Navy looking at requiring high-level OK to separate transgender troops
By ERIK SLAVIN | STARS AND STRIPES Published: June 17, 2015
The Navy may soon join the Air Force and the Army in requiring high-level approval to separate transgender servicemembers from service, military officials said Tuesday.
“As previously stated, the Navy is looking to elevate the administrative separation authority for transgendered personnel to ensure that this important issue receives the right level of review,” Navy spokesman Lt. Cmdr. Ed Early said in a statement Tuesday. “Any proposed changes would not affect the level of discharge authority for other instances of administrative separation.”
There is no timeline for a decision, Early added.
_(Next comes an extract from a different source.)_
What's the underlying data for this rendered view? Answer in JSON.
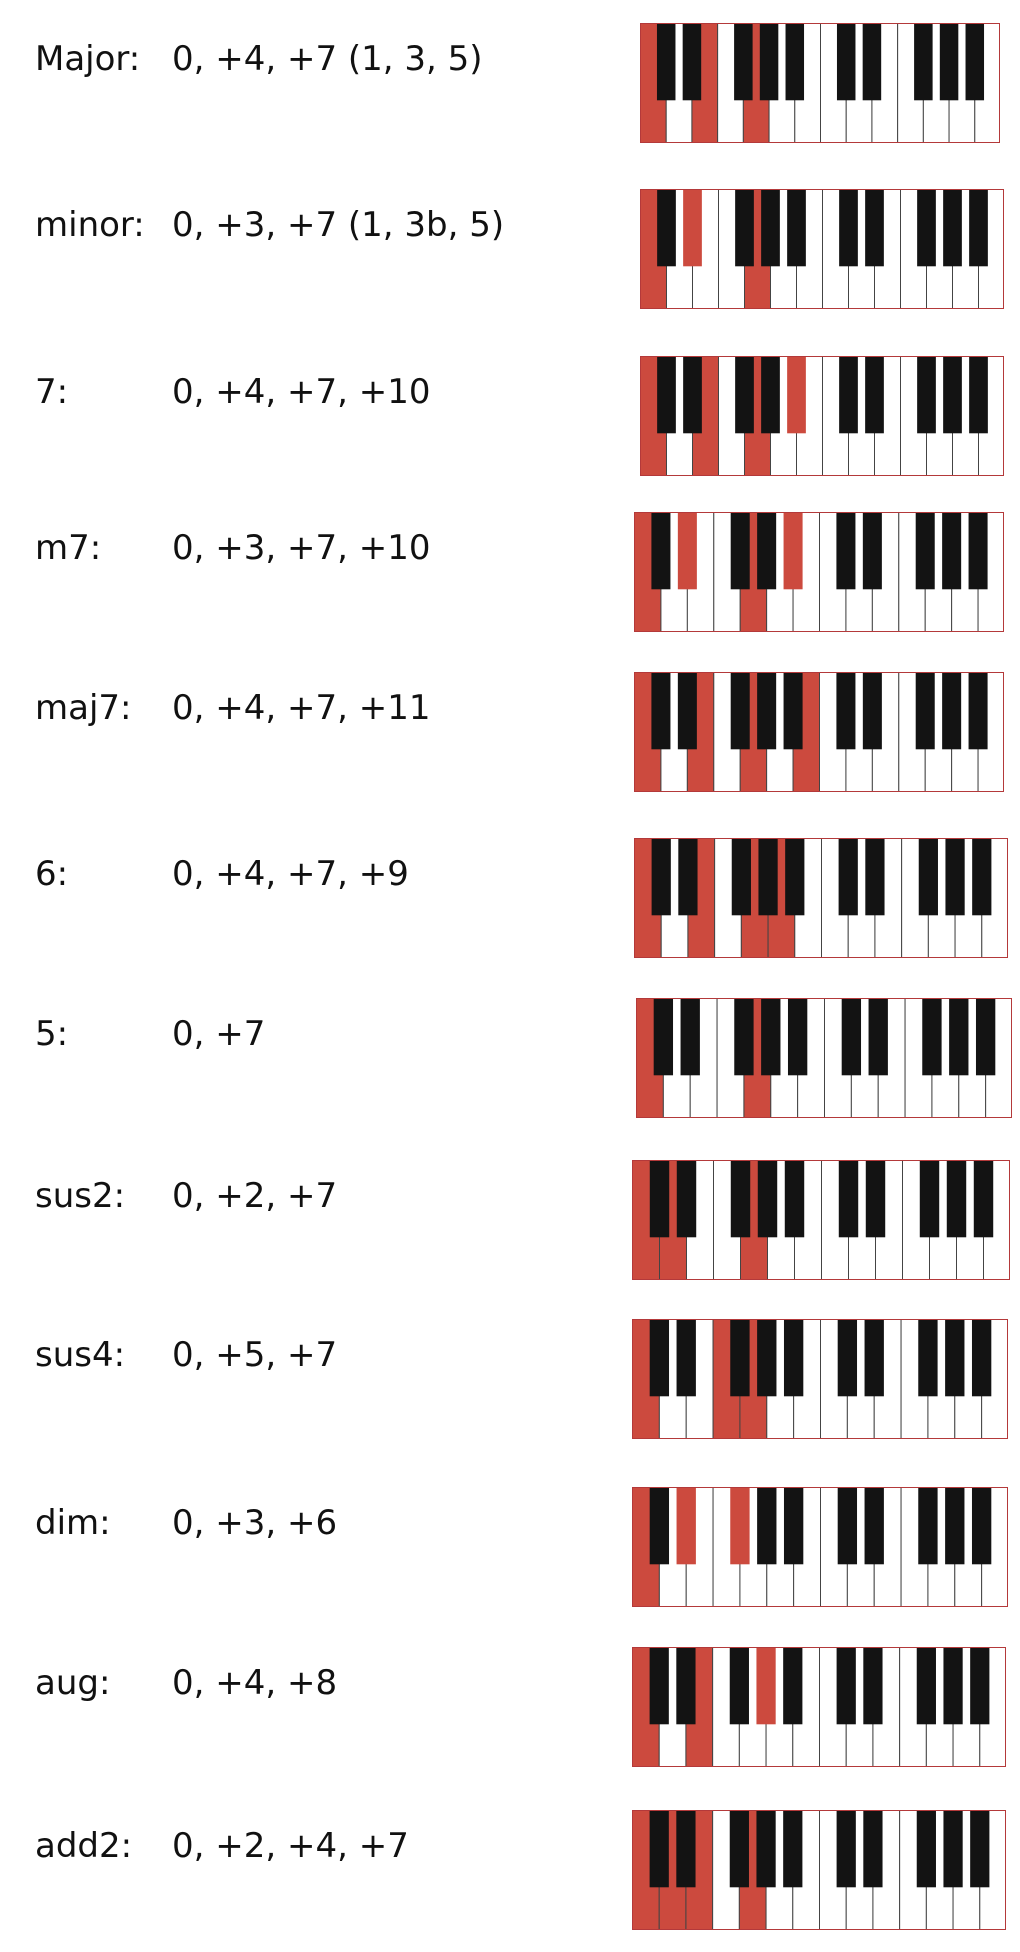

If the Navy takes such a step, it would leave the Marine Corps as the only service to not change its policy.
“The Marine Corps is not currently reviewing changes to the decision-making authorities for the involuntary separation of any of our Marines,” according to a statement in response to a Stars and Stripes query.
The military formerly mandated administrative separation for servicemembers known to be transgender, until changes to Pentagon personnel regulations in 2014 granted the services leeway.
In March, the Army announced that transgender separations must now be approved by the Assistant Secretary of the Army for Manpower and Reserve Affairs, as opposed to unit commanders.
Army regulations still allow separation of transgender soldiers if it is found that they have physical or mental conditions “that potentially interfere with assignment to or performance of military duty.”
The Air Force Review Boards Agency was announced as the new reviewing authority for airmen on June 4.
“Neither gender dysphoria nor self-identification as transgender is an automatic circumstance that generates involuntary separation,” according to the Air Force statement. “A recommendation for discharge because of gender dysphoria must be supported by a report of evaluation by a psychiatrist or Ph.D.-level clinical psychologist.”
After a medical recommendation is made, a commander must also then determine that the condition interferes with duty requirements, according to the Air Force statement.